Charge‐Guided Deep Cartilage Targeting Carriers for Nav1.7‐Mediated Osteoarthritis Treatment via Simultaneous Pain Management and Cartilage Protection

Abstract Osteoarthritis (OA) is a degenerative joint disease characterized by chronic pain and cartilage degeneration, with a lack of effective molecular pathway‐targeted therapies. The voltage‐gated sodium channel Nav1.7 is identified as a promising therapeutic target due to its dual role in pain transmission and regulation of chondrocyte metabolism.

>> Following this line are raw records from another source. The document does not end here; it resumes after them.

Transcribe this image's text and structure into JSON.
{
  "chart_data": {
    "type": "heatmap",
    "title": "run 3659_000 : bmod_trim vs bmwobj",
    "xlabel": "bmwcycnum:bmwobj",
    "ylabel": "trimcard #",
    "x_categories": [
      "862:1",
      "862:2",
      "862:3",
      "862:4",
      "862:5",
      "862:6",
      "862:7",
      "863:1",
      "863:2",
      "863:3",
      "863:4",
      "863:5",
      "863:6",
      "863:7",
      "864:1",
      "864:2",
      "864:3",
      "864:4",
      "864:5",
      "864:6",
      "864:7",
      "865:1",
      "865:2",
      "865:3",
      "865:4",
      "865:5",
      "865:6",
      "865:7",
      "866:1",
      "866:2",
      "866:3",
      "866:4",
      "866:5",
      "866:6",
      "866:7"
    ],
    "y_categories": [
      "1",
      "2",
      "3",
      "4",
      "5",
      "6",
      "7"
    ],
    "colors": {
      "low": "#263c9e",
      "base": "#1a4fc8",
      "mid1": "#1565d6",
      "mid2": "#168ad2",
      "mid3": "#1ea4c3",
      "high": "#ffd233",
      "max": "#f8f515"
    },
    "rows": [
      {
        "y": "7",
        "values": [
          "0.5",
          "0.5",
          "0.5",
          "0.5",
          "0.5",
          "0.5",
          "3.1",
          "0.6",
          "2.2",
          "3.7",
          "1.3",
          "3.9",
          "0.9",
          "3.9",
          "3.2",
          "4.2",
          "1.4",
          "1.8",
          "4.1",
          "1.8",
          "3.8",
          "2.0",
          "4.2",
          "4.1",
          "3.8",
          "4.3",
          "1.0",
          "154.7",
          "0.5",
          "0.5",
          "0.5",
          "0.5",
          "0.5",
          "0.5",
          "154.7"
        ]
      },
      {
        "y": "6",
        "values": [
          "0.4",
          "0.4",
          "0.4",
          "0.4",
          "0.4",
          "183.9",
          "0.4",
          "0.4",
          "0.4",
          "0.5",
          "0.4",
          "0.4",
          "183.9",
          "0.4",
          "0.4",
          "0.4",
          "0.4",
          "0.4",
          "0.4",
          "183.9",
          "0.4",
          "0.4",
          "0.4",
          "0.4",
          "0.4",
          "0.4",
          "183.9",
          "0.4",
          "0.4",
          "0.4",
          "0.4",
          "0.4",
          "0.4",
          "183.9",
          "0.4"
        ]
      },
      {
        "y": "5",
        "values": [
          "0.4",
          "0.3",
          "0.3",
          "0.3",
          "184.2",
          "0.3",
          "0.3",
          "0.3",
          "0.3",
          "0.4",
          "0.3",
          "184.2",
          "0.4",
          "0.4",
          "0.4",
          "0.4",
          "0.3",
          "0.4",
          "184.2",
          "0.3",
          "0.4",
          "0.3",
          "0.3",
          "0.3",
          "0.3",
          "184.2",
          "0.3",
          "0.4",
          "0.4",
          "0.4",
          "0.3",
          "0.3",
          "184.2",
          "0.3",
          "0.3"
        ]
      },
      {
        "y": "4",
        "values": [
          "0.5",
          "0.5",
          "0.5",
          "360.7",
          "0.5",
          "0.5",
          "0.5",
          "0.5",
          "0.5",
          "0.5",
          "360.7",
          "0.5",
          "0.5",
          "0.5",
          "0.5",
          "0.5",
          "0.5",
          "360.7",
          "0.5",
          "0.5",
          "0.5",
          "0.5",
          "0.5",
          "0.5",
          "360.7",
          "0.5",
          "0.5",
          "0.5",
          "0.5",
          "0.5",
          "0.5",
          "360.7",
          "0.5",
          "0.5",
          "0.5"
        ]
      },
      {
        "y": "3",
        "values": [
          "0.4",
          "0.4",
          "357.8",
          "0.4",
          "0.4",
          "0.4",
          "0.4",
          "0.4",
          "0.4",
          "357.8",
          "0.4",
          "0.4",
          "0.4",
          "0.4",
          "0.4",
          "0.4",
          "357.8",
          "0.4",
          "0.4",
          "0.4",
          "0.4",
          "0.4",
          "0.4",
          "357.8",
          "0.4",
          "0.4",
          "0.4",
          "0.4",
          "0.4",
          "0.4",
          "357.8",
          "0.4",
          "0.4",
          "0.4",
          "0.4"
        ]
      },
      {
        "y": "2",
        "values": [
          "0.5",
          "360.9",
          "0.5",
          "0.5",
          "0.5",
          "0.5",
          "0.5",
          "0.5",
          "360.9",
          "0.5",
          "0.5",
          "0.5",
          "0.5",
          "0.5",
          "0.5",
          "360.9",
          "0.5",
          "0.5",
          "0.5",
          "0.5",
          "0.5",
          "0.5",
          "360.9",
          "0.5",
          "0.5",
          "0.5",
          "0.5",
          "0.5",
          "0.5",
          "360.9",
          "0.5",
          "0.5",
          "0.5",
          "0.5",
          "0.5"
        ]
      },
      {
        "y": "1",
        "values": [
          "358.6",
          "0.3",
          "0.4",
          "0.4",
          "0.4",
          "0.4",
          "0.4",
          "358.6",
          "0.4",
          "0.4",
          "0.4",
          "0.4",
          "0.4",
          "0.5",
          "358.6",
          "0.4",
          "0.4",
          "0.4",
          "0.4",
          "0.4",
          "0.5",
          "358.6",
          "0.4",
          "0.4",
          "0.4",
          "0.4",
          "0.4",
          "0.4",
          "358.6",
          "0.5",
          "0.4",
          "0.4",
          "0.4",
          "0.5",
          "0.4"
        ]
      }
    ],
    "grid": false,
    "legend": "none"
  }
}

However, inflammation‐induced mitochondrial dysfunction significantly diminishes the efficacy of the Nav1.7 inhibitor PF‐04856264 (PF), and Nav1.7 inhibitor shows dose‐dependent variations in its analgesic and chondroprotective effects. To address this limitation, an intra‐articular sustained‐release platform is developed that integrates methacrylic acid hyaluronic acid‐based microspheres with cationic liposomes, forming a dual release platform. This platform enhances drug retention within the joint and improves cartilage penetration by overcoming electrostatic shielding. In vitro studies demonstrated that alanyl‐glutamine (AG) effectively alleviates mitochondrial oxidative stress, restores energy metabolism homeostasis, and enhances PF‐mediated calcium influx and cartilage metabolism regulation via ATP production. In a sodium iodoacetate‐induced OA model, the combined administration of PF and AG significantly mitigated cartilage degradation and improved joint function. Moreover, the responsive release profile of PF enables on‐demand analgesia. This target strategy, which combines pain relief with cartilage protection through personalized drug delivery, provides a novel therapeutic approach for OA by simultaneously modulating neuronal and chondrocyte functions.